Those holding MMG Limited (HKG:1208) shares would be relieved that the share price has rebounded 25% in the last thirty days, but it needs to keep going to repair the recent damage it has caused to investor portfolios. Looking further back, the 16% rise over the last twelve months isn't too bad notwithstanding the strength over the last 30 days.
After such a large jump in price, MMG may be sending very bearish signals at the moment with a price-to-earnings (or "P/E") ratio of 48.8x, since almost half of all companies in Hong Kong have P/E ratios under 9x and even P/E's lower than 5x are not unusual. However, the P/E might be quite high for a reason and it requires further investigation to determine if it's justified.
Recent times have been advantageous for MMG as its earnings have been rising faster than most other companies. The P/E is probably high because investors think this strong earnings performance will continue. You'd really hope so, otherwise you're paying a pretty hefty price for no particular reason.
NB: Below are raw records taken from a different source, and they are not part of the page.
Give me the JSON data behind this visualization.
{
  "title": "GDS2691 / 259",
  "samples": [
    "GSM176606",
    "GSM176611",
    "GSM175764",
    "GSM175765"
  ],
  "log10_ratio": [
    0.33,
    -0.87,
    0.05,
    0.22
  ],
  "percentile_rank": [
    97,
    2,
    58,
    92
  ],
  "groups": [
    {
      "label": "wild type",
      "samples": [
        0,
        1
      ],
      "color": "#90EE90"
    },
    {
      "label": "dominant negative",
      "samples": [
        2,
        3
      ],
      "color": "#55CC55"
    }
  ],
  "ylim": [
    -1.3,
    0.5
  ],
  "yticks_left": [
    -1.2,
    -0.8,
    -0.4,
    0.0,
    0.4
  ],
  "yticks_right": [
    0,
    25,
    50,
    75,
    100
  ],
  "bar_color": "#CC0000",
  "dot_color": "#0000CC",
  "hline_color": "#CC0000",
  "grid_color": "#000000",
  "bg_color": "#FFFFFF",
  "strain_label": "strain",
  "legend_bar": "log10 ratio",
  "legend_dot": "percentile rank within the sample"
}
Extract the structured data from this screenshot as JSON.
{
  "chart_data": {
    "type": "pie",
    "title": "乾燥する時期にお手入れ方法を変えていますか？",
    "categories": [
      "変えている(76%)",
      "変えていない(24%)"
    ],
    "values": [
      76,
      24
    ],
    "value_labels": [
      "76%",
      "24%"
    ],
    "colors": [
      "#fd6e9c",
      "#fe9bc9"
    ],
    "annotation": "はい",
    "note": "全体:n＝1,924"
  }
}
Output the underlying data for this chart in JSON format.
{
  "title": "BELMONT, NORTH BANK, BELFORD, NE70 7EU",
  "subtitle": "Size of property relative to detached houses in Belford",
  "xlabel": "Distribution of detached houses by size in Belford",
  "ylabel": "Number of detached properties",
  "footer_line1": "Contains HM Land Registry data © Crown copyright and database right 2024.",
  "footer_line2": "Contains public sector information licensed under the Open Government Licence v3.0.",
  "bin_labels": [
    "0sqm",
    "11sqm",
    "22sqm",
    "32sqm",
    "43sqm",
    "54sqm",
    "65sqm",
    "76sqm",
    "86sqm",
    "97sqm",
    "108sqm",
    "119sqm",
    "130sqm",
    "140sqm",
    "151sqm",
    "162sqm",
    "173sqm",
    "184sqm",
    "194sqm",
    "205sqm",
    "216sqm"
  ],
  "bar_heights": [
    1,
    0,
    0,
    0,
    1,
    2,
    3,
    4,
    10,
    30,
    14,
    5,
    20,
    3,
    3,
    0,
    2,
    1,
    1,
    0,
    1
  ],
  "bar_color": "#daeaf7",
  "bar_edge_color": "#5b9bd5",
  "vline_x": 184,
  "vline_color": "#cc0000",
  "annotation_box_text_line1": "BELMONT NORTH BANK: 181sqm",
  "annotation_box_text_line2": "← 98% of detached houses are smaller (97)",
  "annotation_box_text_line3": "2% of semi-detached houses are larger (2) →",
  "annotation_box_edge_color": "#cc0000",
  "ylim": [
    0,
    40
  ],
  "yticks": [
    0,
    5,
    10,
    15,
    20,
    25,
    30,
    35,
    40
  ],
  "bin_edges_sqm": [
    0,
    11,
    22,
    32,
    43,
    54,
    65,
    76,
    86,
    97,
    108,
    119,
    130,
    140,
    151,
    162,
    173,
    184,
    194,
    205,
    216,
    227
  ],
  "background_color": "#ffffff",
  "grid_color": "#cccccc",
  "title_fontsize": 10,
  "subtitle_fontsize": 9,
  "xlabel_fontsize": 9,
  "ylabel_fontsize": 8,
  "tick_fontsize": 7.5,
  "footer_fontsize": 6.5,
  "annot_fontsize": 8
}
Keen to find out how analysts think MMG's future stacks up against the industry? In that case, our free report is a great place to start.
What Are Growth Metrics Telling Us About The High P/E?
In order to justify its P/E ratio, MMG would need to produce outstanding growth well in excess of the market.
Taking a look back first, we see that the company grew earnings per share by an impressive 152% last year. Despite this strong recent growth, it's still struggling to catch up as its three-year EPS frustratingly shrank by 88% overall. Therefore, it's fair to say the earnings growth recently has been undesirable for the company.
Turning to the outlook, the next three years should generate growth of 92% per annum as estimated by the eight analysts watching the company. With the market only predicted to deliver 12% per year, the company is positioned for a stronger earnings result.
In light of this, it's understandable that MMG's P/E sits above the majority of other companies. Apparently shareholders aren't keen to offload something that is potentially eyeing a more prosperous future.
The Bottom Line On MMG's P/E
Shares in MMG have built up some good momentum lately, which has really inflated its P/E. While the price-to-earnings ratio shouldn't be the defining factor in whether you buy a stock or not, it's quite a capable barometer of earnings expectations.
As we suspected, our examination of MMG's analyst forecasts revealed that its superior earnings outlook is contributing to its high P/E. Right now shareholders are comfortable with the P/E as they are quite confident future earnings aren't under threat. It's hard to see the share price falling strongly in the near future under these circumstances.
Before you take the next step, you should know about the 2 warning signs for MMG (1 makes us a bit uncomfortable!) that we have uncovered.
It's important to make sure you look for a great company, not just the first idea you come across. So take a peek at this free list of interesting companies with strong recent earnings growth (and a low P/E).